First; note that the key difference between DataContractSerializer and NetDataContractSerializer is (as I understand it) that NetDataContractSerializer includes more type metadata. This makes it possible to do a few things involving “object” and unanticipated subclasses (which can be useful), but renders it .NET-specific (and less version-tolerant).

The test

As per my existing test rig, I test 1000 iterations of a moderately large extract from the Northwind sample database (into some pretty-standard POCO types); I simply extended this rig to incude NetDataContractSerializer.
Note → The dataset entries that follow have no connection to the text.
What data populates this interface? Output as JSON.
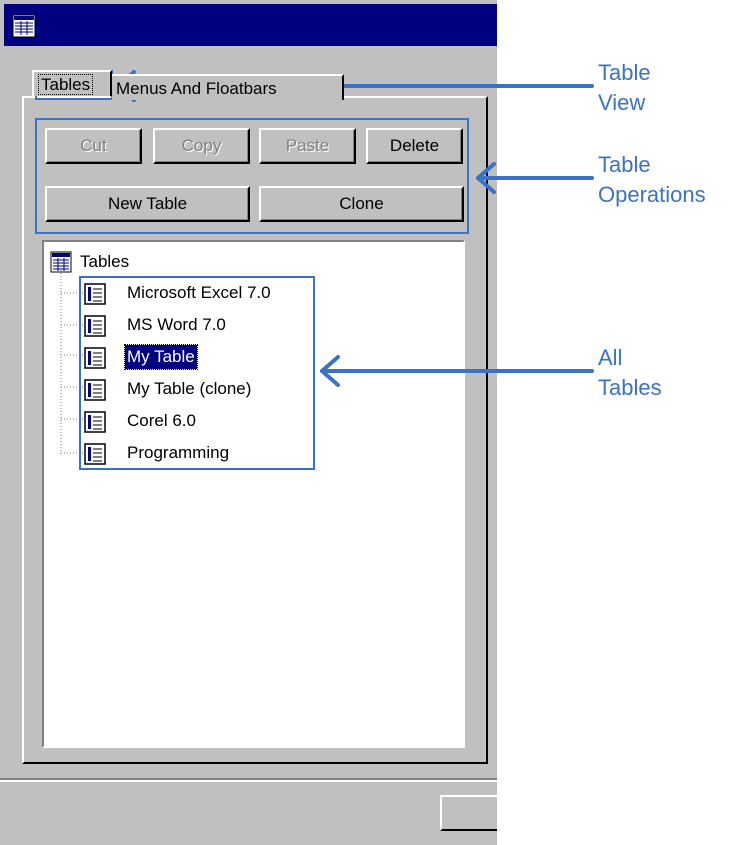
{
  "window": {
    "title": ""
  },
  "tabs": [
    {
      "label": "Tables",
      "active": true
    },
    {
      "label": "Menus And Floatbars",
      "active": false
    }
  ],
  "operations": {
    "cut": "Cut",
    "copy": "Copy",
    "paste": "Paste",
    "delete": "Delete",
    "new_table": "New Table",
    "clone": "Clone",
    "disabled": [
      "Cut",
      "Copy",
      "Paste"
    ]
  },
  "tree": {
    "root": "Tables",
    "items": [
      {
        "label": "Microsoft Excel 7.0",
        "selected": false
      },
      {
        "label": "MS Word 7.0",
        "selected": false
      },
      {
        "label": "My Table",
        "selected": true
      },
      {
        "label": "My Table (clone)",
        "selected": false
      },
      {
        "label": "Corel 6.0",
        "selected": false
      },
      {
        "label": "Programming",
        "selected": false
      }
    ]
  },
  "annotations": {
    "table_view_1": "Table",
    "table_view_2": "View",
    "table_ops_1": "Table",
    "table_ops_2": "Operations",
    "all_tables_1": "All",
    "all_tables_2": "Tables"
  },
  "colors": {
    "titlebar": "#000080",
    "window_face": "#c0c0c0",
    "selection": "#000080",
    "annotation": "#3a73c6"
  },
  "icons": [
    "table-window-icon",
    "table-item-icon",
    "arrow-left-icon"
  ]
}
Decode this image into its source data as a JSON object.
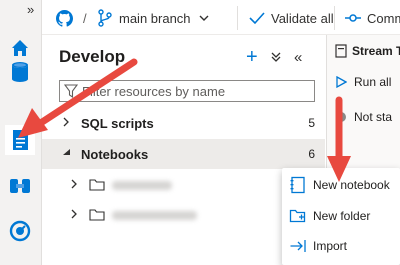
{
  "rail": {
    "collapse_glyph": "»",
    "items": [
      {
        "name": "home-icon",
        "active": false
      },
      {
        "name": "data-icon",
        "active": false
      },
      {
        "name": "develop-icon",
        "active": true
      },
      {
        "name": "integrate-icon",
        "active": false
      },
      {
        "name": "monitor-icon",
        "active": false
      }
    ]
  },
  "toolbar": {
    "repo_icon": "github-icon",
    "separator": "/",
    "branch_icon": "branch-icon",
    "branch_label": "main branch",
    "validate_label": "Validate all",
    "commit_label": "Comm"
  },
  "panel": {
    "title": "Develop",
    "add_glyph": "+",
    "expand_glyph": "⌄",
    "collapse_glyph": "«",
    "filter_placeholder": "Filter resources by name",
    "tree": [
      {
        "label": "SQL scripts",
        "count": "5",
        "expanded": false
      },
      {
        "label": "Notebooks",
        "count": "6",
        "expanded": true
      }
    ]
  },
  "right_pane": {
    "tab_label": "Stream T",
    "run_label": "Run all",
    "status_label": "Not sta"
  },
  "context_menu": {
    "items": [
      {
        "label": "New notebook",
        "icon": "notebook-icon"
      },
      {
        "label": "New folder",
        "icon": "new-folder-icon"
      },
      {
        "label": "Import",
        "icon": "import-icon"
      }
    ]
  },
  "colors": {
    "accent": "#0078d4",
    "annotation_arrow": "#e8493f",
    "rail_bg": "#f3f2f1",
    "selected_row": "#edebe9"
  }
}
For completeness, I have 3 variants of the tests, tested separately each against a different set of serializers:

  1. LINQ-to-SQL generated classes with serialization enabled at the data-context; suitable for protobuf-net, DataContractSerializer and DataContractJsonSerializer
  2. as the first test, but with the LINQ-to-SQL bits hacked out and [Serializable] added (to make it suitable for the core binary .NET serializers); suitable for protobuf-net, NetDataContractSerializer, DataContractSerializer, DataContractJsonSerializer, BinaryFormatter and XmlSerializer
  3. as second test, but with ISerializable and IXmlSerializable implemented to support BinaryFormatter and XmlSerializer via protobuf-net

The numbers and analysis

Since only the second test supports NetDataContractSerializer, that is the one I’ll focus on (with results from the 3rd test included for interest only, marked *); here’s the numbers:

Serializer Size (bytes) Serialize (ms) Deserialize (ms)
protobuf-net 133,010 10,769 23,511
NetDataContract
Serializer
992,203 29,343 91,453
DataContract
Serializer
772,406 16,272 66,755
DataContractJson
Serializer
490,425 29,604 135,125
BinaryFormatter 276,366 67,151 56,253
XmlSerializer 1,043,137 29,257 38,528
BinaryFormatter* 133,167 12,095 24,653
XmlSerializer* 177,41012,189 31,827

Some interesting points; firstly, for my sample data it is a myth that WCF’s binary type-centric serializer (NetDataContractSerializer) is going to improve things over xml (DataContractSerializer). Both in terms of bandwidth and processing time it is worse on every front. The biggest advantage of NetDataContractSerializer (in this case) is that the type model is more flexible in terms of interfaces, “object” and unknown subclasses; but this also makes it entirely non-interoperable. Of course, some details of the SOAP envelope used by the binary type-centric WCF transport may be more efficient – but I’m looking at payload for these tests.

Secondly (and fortunately for me) it yet again proves that google know how to do data transport; with protobuf-net being the clear winner for both bandwidth and processing time.

But for me, another point that I’d like to highlight is versatility and compatibility; the same classes can be used happily by a wide range of serializers (above), and presumably a few others too. For the record, the entities in the above test don’t even have any protobuf-net-specific attributes (the outer-most wrapper does have them, but only because at some point in the distant past I wanted a way to compare/contrast some protocol-buffers-specific details, which can only be controlled via the custom attributes).

Other thoughts

As with all performance tests, your specific environment and data may be an important factor. But based on the above numbers it may be reasonable to assume that protobuf-net stands a good chance of holding its corner.

Finally; following some unrelated conversations at the same user-group (they kept me pretty busy), I stress that tight serialization is only part of the story:

  • It can help reduce bandwidth costs and CPU costs associated with (de)serialization, but it won’t help if latency is your issue; protobuf-net makes no claim to change the speed of light.
  • While protocol buffers may be supported on a range of platforms, it is by no means ubiquitous; if your biggest demand is portability, perhaps use SOAP/WSDL (or offer both SOAP and protobuf-net on separate endpoints).
  • By itself it won’t solve all your disconnected woes; although it can presumably be used in tandem with any message-queue based solution you might dream of.